Growli

Repotting guide

When & how to repot Welsh Onion (Allium fistulosum)

Also called Bunching onion, Scallion, Spring onion, Japanese bunching onion.

More about welsh onion

About Welsh Onion

Allium fistulosum · also called Bunching onion, Scallion · edible

Welsh onion (Allium fistulosum) is a hardy perennial bunching allium grown for its hollow blue-green leaves and mild scallion-like stems. Unlike bulb onions it forms clumps rather than swelling bulbs, regrowing year after year. Sow in full sun, harvest leaves continuously, and divide established clumps every few seasons. It overwinters reliably and is extremely cold-tolerant.

Mature size: 30-50 cm tall, clumps spreading 15-30 cm wide

How to tell welsh onion needs repotting

Repotting on a calendar is less reliable than reading the plant. For welsh onion, watch for these signs:

For the underlying biology of a pot-bound root system and why it stalls a plant, see our guide to spotting and fixing a root-bound plant.

How often to repot welsh onion

Pot on seedlings as they grow; not a perennial repot. Welsh Onionis grown for one season, so the question is really “how often to pot on” — keep moving it up before the roots circle. Clump-forming perennial allium with upright hollow tubular leaves rising from a non-bulbing base; multiplies by basal offsets to form dense clumps..

What size pot to step welsh onion up to

Pot welsh onion on gradually — a seedling jumped straight into a huge pot sits in cold, wet, airless soil and stalls. Step up one or two sizes at a time as the roots fill each container, finishing in a large final pot or the ground. The aim is roots that never circle and never check.

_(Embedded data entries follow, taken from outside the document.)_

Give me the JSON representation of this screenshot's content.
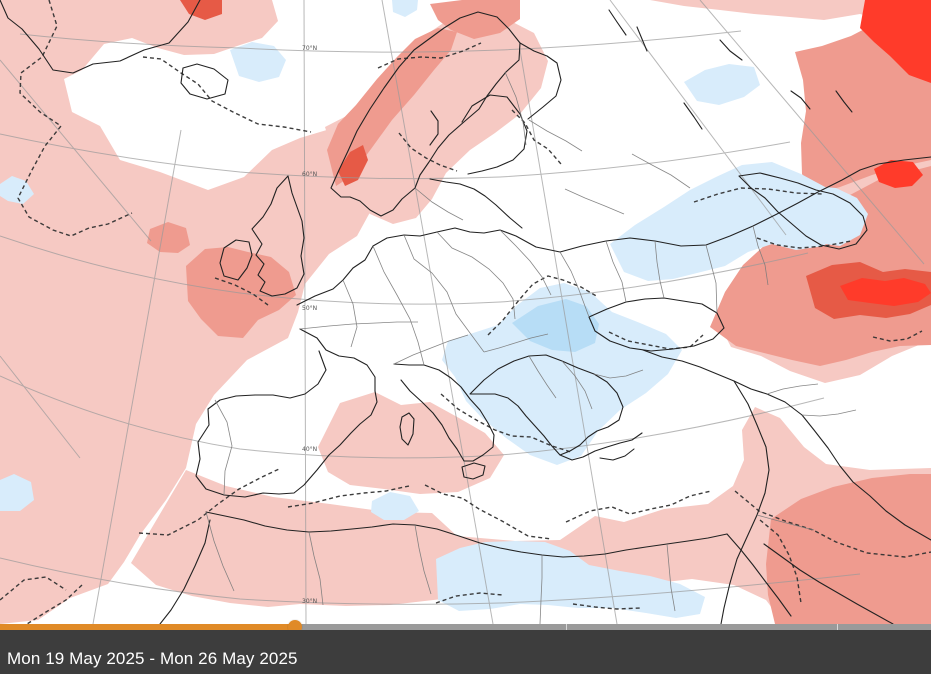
{
  "map": {
    "latitude_labels": [
      "70°N",
      "60°N",
      "50°N",
      "40°N",
      "30°N"
    ],
    "colors": {
      "warm_light": "#f6c9c3",
      "warm_medium": "#ef9b8f",
      "warm_strong": "#e65a46",
      "warm_intense": "#ff3b2a",
      "cool_light": "#d8ecfb",
      "cool_medium": "#b7ddf6",
      "coast": "#222222",
      "border": "#7a7a7a",
      "graticule": "#9a9a9a",
      "dashed_line": "#333333"
    }
  },
  "timeline": {
    "progress": 0.317,
    "tick_fractions": [
      0.317,
      0.608,
      0.899
    ]
  },
  "footer": {
    "date_range": "Mon 19 May 2025 - Mon 26 May 2025",
    "background": "#3d3d3d"
  }
}
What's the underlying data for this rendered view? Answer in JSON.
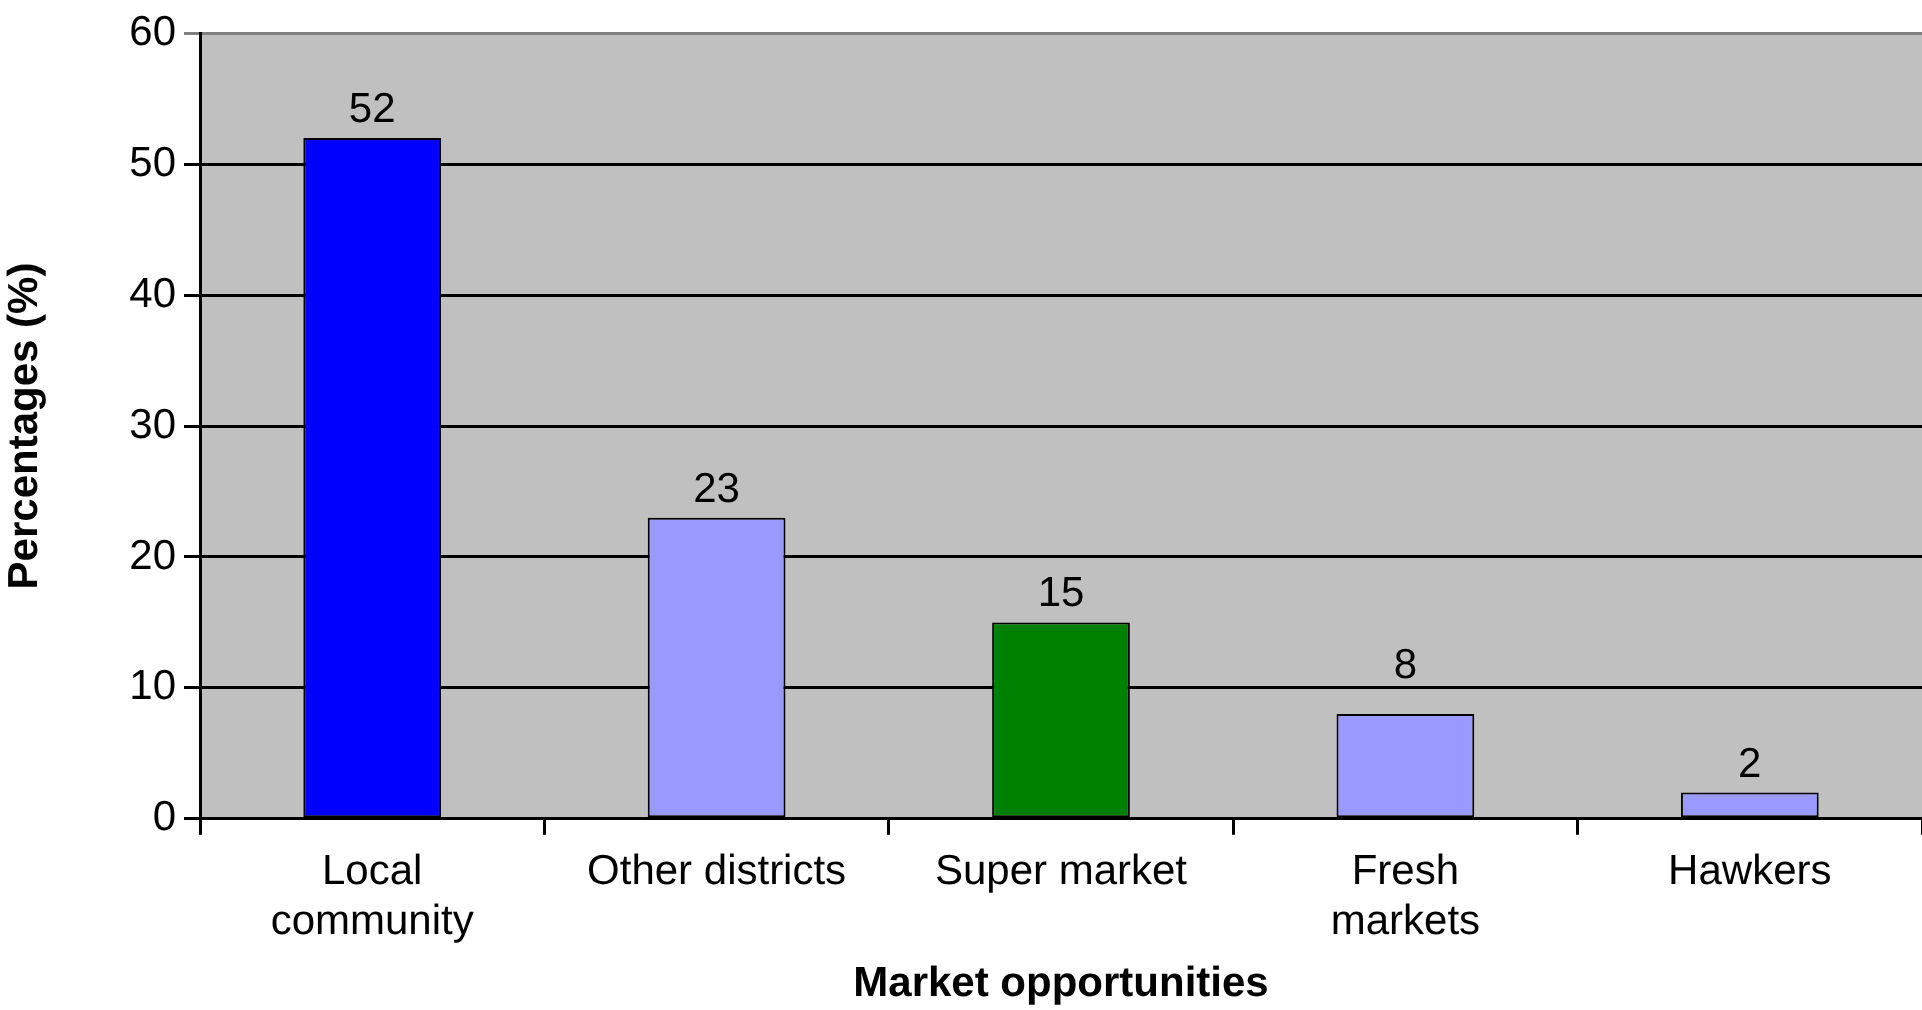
{
  "chart_data": {
    "type": "bar",
    "xlabel": "Market opportunities",
    "ylabel": "Percentages (%)",
    "categories": [
      "Local\ncommunity",
      "Other districts",
      "Super market",
      "Fresh\nmarkets",
      "Hawkers"
    ],
    "values": [
      52,
      23,
      15,
      8,
      2
    ],
    "colors": [
      "#0000ff",
      "#9999ff",
      "#008000",
      "#9999ff",
      "#9999ff"
    ],
    "ylim": [
      0,
      60
    ],
    "yticks": [
      0,
      10,
      20,
      30,
      40,
      50,
      60
    ],
    "grid": "y",
    "data_labels": true
  }
}
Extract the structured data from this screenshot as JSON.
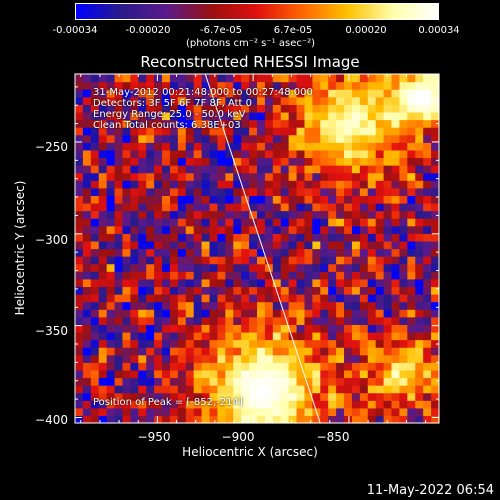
{
  "colorbar": {
    "ticks": [
      "-0.00034",
      "-0.00020",
      "-6.7e-05",
      "6.7e-05",
      "0.00020",
      "0.00034"
    ],
    "units_line": "(photons cm⁻² s⁻¹ asec⁻²)",
    "colors": [
      "#0000ff",
      "#2a1a8a",
      "#5a1a8a",
      "#9a1010",
      "#e01010",
      "#ff6600",
      "#ffc000",
      "#ffffaa",
      "#ffffff"
    ]
  },
  "chart_data": {
    "type": "heatmap",
    "title": "Reconstructed RHESSI Image",
    "xlabel": "Heliocentric X (arcsec)",
    "ylabel": "Heliocentric Y (arcsec)",
    "xlim": [
      -993,
      -803
    ],
    "ylim": [
      -403,
      -213
    ],
    "x_ticks": [
      -950,
      -900,
      -850
    ],
    "y_ticks": [
      -250,
      -300,
      -350,
      -400
    ],
    "x_tick_labels": [
      "−950",
      "−900",
      "−850"
    ],
    "y_tick_labels": [
      "−250",
      "−300",
      "−350",
      "−400"
    ],
    "colorbar_range": [
      -0.00034,
      0.00034
    ],
    "limb_line": [
      [
        -925,
        -213
      ],
      [
        -865,
        -403
      ]
    ],
    "peak": [
      -852,
      -214
    ],
    "sources": [
      {
        "label": "lower-center",
        "x": -895,
        "y": -385,
        "sigma": 25,
        "amplitude": 1.0
      },
      {
        "label": "upper-right",
        "x": -850,
        "y": -240,
        "sigma": 22,
        "amplitude": 0.85
      },
      {
        "label": "top-right",
        "x": -810,
        "y": -225,
        "sigma": 12,
        "amplitude": 0.9
      },
      {
        "label": "lower-right",
        "x": -820,
        "y": -375,
        "sigma": 15,
        "amplitude": 0.7
      }
    ]
  },
  "annotations": {
    "time_range": "31-May-2012 00:21:48.000 to 00:27:48.000",
    "detectors": "Detectors: 3F 5F 6F 7F 8F, Att 0",
    "energy": "Energy Range: 25.0 - 50.0 keV",
    "clean": "Clean    Total counts: 6.38E+03",
    "peak_text": "Position of Peak = [-852,-214]"
  },
  "timestamp": "11-May-2022 06:54"
}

Not sure of the exact diameter? Our pot size calculator takes the current pot and root spread and tells you the right next size — it deliberately recommends a single step up, never a big jump.

The best time of year to repot welsh onion

Pot welsh onion on through the active growing season, whenever roots fill the current container — there is no single date, just "before it becomes root-bound". Avoid potting on during a cold snap.

Step-by-step: repotting welsh onion

  1. Pot on before it is root-bound. Check welsh onion regularly; move it up as soon as roots reach the edge of the cell or pot, not after they have circled.
  2. Step up one or two sizes. Choose the next container up — not a giant one. Cold, wet, unused soil around a small root system stalls seedlings.
  3. Knock it out gently. Support the stem, tip the pot, and ease the rootball out without breaking it. A little teasing of circled roots at the base is fine.
  4. Pot into rich mix. Set it into fresh fertile, free-draining loam, ph 6.0-7.0 at the same depth (tomatoes are the exception — they can go deeper to root along the stem).
  5. Water in and grow on. Water well, keep it in good light, and resume feeding once it is established and growing again.

Aftercare

Water welsh onion in well and keep it in bright light; a freshly potted-on seedling can wilt for a day while roots settle, so do not overcompensate by drowning it. Do not fertilise for about 1 week — fresh mix already carries nutrients and feeding freshly disturbed roots scorches them.

The right soil mix for welsh onion

Welsh Onion wants fertile, free-draining loam, ph 6.0-7.0. Loose, well-worked soil enriched with compost. Good drainage is essential to prevent crown and root rot; raised beds suit heavier clay sites. Always use fresh mix when you repot — reusing old, broken-down soil reintroduces the compaction and poor drainage you are repotting to fix.

Repotting welsh onion — frequently asked questions

How often should you repot welsh onion?

Pot on seedlings as they grow; not a perennial repot for welsh onion. Welsh Onion is a seasonal crop, so you pot it on as a growing plant rather than repotting a perennial. Step seedlings up gradually into fertile, free-draining loam, ph 6.0-7.0 so the roots never circle the cell, ending in a large final container. A root-bound transplant stalls and never fully recovers.

What size pot does welsh onion need?

Pot welsh onion on gradually — a seedling jumped straight into a huge pot sits in cold, wet, airless soil and stalls. Step up one or two sizes at a time as the roots fill each container, finishing in a large final pot or the ground. The aim is roots that never circle and never check. Use our pot size calculator to size it from the plant's current pot and root spread.

When is the best time of year to repot welsh onion?

Pot welsh onion on through the active growing season, whenever roots fill the current container — there is no single date, just "before it becomes root-bound". Avoid potting on during a cold snap.

Can you put welsh onion straight into a much bigger pot?

No. Even a fast-growing welsh onion should only go up one pot size at a time. A vastly oversized pot holds a reservoir of wet soil the roots cannot reach, which stays cold and soggy and rots the roots — the opposite of what you wanted.

Should you fertilise welsh onion after repotting?

Not immediately. Wait about 1 week after repotting welsh onion. Fresh mix already contains nutrients, and feeding freshly cut or disturbed roots burns them. Resume your normal feeding routine once you see new growth.